The City of Little Rock last night passed a resolution to ask legislators to repeal the state’s dual celebration of Martin Luther King and Robert E. Lee and let the King holiday stand on its own.
King was an activist who led massive peaceful protests for the civil rights of black people. A century earlier, Lee led a treasonous army of men in a violent rebellion against the United States of America so that they might continue unfettered the enslavement of black people.
Both men’s birthdays are recognized as a joint holiday in Arkansas, celebrated on the third Monday in January.
Bills in the state legislature to remove the Lee celebration (including amended versions to split the celebrations onto two different days) failed in committee in 2015, with a loud group of neo-Confederates in attendance. Rep. Josh Miller, my own representative at the time, said including Lee along with King for a dual holiday was “pretty neat.”

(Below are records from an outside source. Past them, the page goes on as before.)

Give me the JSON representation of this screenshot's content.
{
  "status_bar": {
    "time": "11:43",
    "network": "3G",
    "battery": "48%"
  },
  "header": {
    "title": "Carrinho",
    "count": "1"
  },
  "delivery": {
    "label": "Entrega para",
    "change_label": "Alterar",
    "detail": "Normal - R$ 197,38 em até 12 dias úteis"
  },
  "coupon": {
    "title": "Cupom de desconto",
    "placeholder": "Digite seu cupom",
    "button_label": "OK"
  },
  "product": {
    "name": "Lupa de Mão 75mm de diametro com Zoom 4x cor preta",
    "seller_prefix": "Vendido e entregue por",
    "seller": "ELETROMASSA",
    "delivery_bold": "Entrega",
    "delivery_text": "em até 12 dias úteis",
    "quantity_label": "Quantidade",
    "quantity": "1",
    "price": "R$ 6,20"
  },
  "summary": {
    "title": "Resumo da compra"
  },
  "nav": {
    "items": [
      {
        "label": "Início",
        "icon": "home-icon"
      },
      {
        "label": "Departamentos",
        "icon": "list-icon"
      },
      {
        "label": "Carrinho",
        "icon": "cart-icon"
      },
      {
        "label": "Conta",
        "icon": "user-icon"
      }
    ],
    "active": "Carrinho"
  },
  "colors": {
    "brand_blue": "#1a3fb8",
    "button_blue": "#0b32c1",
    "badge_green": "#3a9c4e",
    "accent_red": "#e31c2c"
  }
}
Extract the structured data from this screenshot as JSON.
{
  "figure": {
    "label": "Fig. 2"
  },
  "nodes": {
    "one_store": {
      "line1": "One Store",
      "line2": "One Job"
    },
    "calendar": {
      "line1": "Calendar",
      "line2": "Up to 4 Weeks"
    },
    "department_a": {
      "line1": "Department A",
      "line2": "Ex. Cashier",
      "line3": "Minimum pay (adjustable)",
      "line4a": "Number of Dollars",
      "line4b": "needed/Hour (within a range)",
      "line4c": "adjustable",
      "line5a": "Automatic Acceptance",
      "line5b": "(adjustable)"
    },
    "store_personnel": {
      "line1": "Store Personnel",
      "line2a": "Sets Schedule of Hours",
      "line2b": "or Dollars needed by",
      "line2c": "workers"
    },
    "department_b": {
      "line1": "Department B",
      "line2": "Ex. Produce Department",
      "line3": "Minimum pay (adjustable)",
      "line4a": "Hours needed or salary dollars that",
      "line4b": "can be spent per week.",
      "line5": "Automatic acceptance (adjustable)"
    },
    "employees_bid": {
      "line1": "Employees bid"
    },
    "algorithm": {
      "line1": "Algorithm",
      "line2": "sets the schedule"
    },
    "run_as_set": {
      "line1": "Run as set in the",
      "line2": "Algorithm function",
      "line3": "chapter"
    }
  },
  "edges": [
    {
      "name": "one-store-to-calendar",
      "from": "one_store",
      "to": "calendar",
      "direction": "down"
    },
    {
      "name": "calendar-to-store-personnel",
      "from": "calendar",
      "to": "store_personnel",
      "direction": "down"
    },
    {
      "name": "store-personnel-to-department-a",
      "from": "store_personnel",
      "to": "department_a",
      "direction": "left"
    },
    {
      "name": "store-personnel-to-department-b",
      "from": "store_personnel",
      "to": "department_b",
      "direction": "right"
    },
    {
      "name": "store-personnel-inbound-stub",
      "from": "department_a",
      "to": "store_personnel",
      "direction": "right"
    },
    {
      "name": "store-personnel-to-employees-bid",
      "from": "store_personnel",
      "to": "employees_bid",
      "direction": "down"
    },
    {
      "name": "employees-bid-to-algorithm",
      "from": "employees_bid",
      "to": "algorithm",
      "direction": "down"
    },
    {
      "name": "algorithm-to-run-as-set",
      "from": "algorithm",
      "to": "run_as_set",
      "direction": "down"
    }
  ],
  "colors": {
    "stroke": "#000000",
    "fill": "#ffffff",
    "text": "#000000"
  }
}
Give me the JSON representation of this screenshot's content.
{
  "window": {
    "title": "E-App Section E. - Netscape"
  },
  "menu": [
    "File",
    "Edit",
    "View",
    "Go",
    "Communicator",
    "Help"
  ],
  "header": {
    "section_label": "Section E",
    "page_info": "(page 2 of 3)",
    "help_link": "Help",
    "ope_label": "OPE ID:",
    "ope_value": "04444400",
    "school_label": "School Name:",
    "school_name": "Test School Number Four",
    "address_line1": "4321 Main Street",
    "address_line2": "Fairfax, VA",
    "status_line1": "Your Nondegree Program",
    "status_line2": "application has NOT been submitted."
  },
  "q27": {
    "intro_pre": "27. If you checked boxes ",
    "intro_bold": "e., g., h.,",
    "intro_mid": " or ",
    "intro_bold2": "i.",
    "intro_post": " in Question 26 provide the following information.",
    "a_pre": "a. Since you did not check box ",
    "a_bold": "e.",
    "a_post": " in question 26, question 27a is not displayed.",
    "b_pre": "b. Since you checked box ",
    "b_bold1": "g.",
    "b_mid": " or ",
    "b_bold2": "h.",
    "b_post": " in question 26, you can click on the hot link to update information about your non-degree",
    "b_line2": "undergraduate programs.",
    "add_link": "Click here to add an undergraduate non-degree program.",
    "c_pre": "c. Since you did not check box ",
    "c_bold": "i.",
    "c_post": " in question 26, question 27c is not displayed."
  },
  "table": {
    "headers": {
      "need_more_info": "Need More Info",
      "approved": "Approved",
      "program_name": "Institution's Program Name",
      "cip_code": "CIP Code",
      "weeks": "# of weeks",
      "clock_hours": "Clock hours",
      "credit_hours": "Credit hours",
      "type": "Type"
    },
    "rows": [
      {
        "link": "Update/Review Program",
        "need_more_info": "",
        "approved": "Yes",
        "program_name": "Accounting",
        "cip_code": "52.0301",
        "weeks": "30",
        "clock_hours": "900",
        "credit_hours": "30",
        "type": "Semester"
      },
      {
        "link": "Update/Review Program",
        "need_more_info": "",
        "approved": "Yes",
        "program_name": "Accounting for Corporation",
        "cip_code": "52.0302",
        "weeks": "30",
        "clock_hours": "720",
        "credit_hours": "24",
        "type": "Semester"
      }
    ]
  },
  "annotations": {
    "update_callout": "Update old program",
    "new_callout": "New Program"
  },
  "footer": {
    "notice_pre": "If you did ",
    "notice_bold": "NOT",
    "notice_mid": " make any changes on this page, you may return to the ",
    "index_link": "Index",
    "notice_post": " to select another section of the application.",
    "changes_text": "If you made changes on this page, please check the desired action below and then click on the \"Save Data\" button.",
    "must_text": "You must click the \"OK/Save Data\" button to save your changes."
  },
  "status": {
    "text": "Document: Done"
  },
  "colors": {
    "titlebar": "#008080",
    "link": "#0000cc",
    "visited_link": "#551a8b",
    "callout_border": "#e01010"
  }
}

The resolution from the Little Rock Board of Directors, passed 8-1, requests that the Little Rock delegation try again during this year’s legislative session. (Gov. Asa Hutchinson has also requested that the legislature make MLK Day a standalone holiday.)
City Director Joan Adcock was the lone voice against the resolution and made a special request that any letter sent to the legislature did not include her name. Her excuse, according to the D-G’s account: “I feel like we have enough problems in the city without trying to tell the state what to do. I don’t feel like we need to tell them what to do. … I feel like we need to solve the problems of Little Rock.”